Friday, September 17, 2004

40 Days of Purpose - Day 2

Rick Warren in this chapter makes both points that are profoundly true and points that are questionable. First the profoundly true:
"You are not an accident." This is the thesis statement of the chapter. Many of us live like we are accidents. Not only do we not matter in the light of eternity, we think we don't even matter in the light of this week. According to the bible, however, "God never does anything accidently, and he never makes mistakes." He has a purpose for each of us.
"While there are illegitimate parents, there are no illegitimate children." Some of us may have made a mistake when we "chose" our parents. That may have done a rotten job with us - led us to see ourselves as accidents - but God got the first word with us and will get the last word.
"If there was no God, we would all be accidents." What he means here is (a) without God, it would only be random chance that brought us here, and (b) we would lack any purpose larger than ourselves.
He quotes Dr. Michael Denton of the University of Otago in New Zealand: "All the evidence available in the biological sciences suppots the core proposition... that the cosmos is a soecially designed whole with life and mankind as its fundamental goal and purpose, a whole in which all facets of reality have their meaning and explanation in this central fact." This is a strong statement of what is called the Anthropic Principle.

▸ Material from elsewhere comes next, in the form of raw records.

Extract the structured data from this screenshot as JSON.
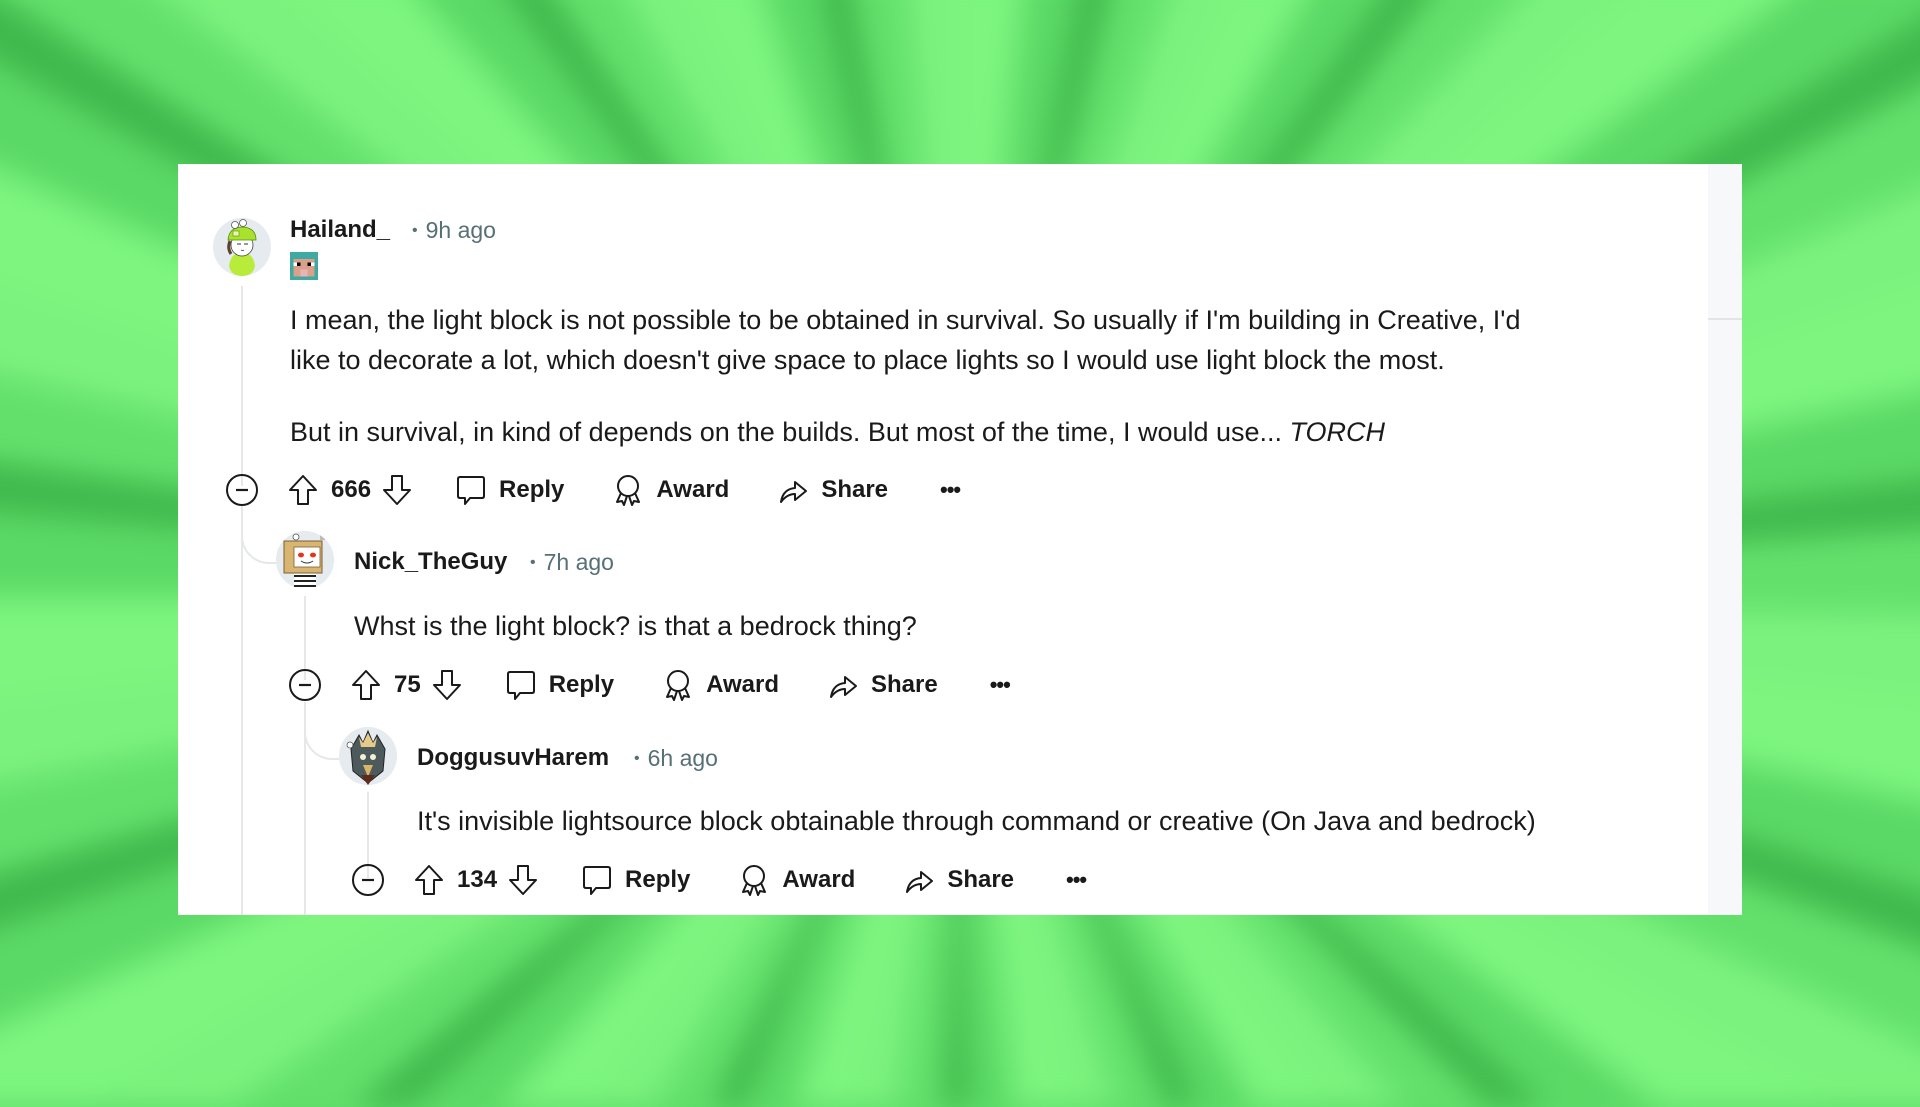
{
  "theme": {
    "card_bg": "#ffffff",
    "text": "#1a1a1b",
    "meta_text": "#576f76",
    "thread_line": "#e5e7e9",
    "background_green_light": "#7df57f",
    "background_green_dark": "#3fb94c"
  },
  "comments": [
    {
      "username": "Hailand_",
      "separator": "•",
      "time": "9h ago",
      "flair_icon": "minecraft-sheep-icon",
      "avatar_icon": "green-beanie-avatar",
      "body": [
        "I mean, the light block is not possible to be obtained in survival. So usually if I'm building in Creative, I'd",
        "like to decorate a lot, which doesn't give space to place lights so I would use light block the most."
      ],
      "body2_prefix": "But in survival, in kind of depends on the builds. But most of the time, I would use... ",
      "body2_emphasis": "TORCH",
      "votes": "666",
      "actions": {
        "reply": "Reply",
        "award": "Award",
        "share": "Share",
        "more": "•••"
      }
    },
    {
      "username": "Nick_TheGuy",
      "separator": "•",
      "time": "7h ago",
      "avatar_icon": "box-head-avatar",
      "body": [
        "Whst is the light block? is that a bedrock thing?"
      ],
      "votes": "75",
      "actions": {
        "reply": "Reply",
        "award": "Award",
        "share": "Share",
        "more": "•••"
      }
    },
    {
      "username": "DoggusuvHarem",
      "separator": "•",
      "time": "6h ago",
      "avatar_icon": "armored-knight-avatar",
      "body": [
        "It's invisible lightsource block obtainable through command or creative (On Java and bedrock)"
      ],
      "votes": "134",
      "actions": {
        "reply": "Reply",
        "award": "Award",
        "share": "Share",
        "more": "•••"
      }
    }
  ]
}
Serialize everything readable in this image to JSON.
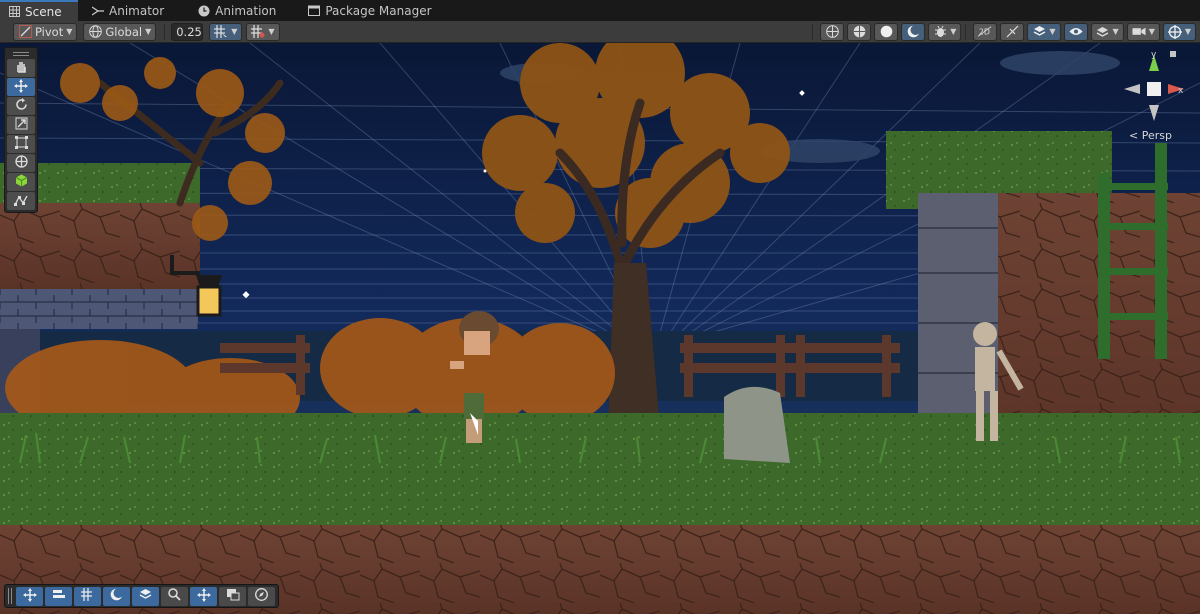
{
  "tabs": [
    {
      "label": "Scene",
      "icon": "grid-icon",
      "active": true
    },
    {
      "label": "Animator",
      "icon": "animator-icon",
      "active": false
    },
    {
      "label": "Animation",
      "icon": "clock-icon",
      "active": false
    },
    {
      "label": "Package Manager",
      "icon": "package-icon",
      "active": false
    }
  ],
  "toolbar": {
    "pivot_label": "Pivot",
    "global_label": "Global",
    "snap_value": "0.25"
  },
  "scene": {
    "persp_label": "Persp",
    "gizmo_axis_x": "x",
    "gizmo_axis_y": "y"
  },
  "colors": {
    "accent": "#3d6a9e",
    "sky_top": "#0b1838",
    "grass": "#3d6b2a",
    "dirt": "#6b3f31"
  }
}
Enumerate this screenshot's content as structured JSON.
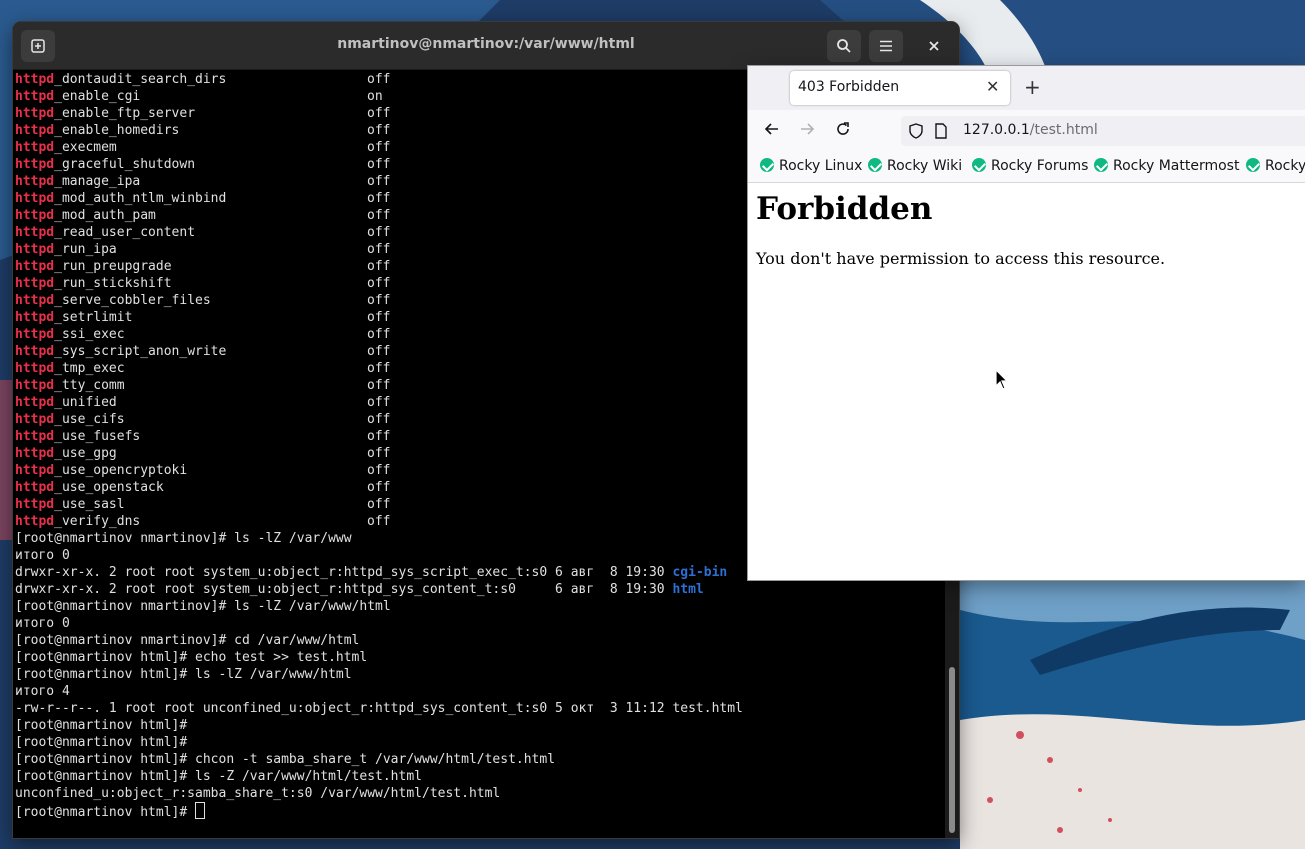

What do I find questionable? Warren presents a strongly controlling God, pictured as actively planning everything that is. "God prescribed every single detail of your body. He deliberately chose your race, the color of your skin, your hair, and very other feature." Including your disabilites and defects. Do you have any congenital defects? God prescribed those also. It sure reads like everything is the way it is because God planned it that way. When I read scripture, I see that something AREN'T the way God wants them to be. Sometimes God is disappointed in the way things are. God made us not only for a purpose, but to be freeling willing and acting beings. Our free actions have consequences, not merely in our own lives but in the lives of the people around us.

So what's my alternative? How would I explain the defects we experience in our bodies? First, I would make a simple admission: Not everything we consider a defect is a defect in God's eyes. Our values and valuations are warped by sin and our limitations. Second, because of sin we live in a broken world. This brokenness, which is not God will, affects us on many levels, even the genetic and biological. Brokenness is not only outside us, but within us.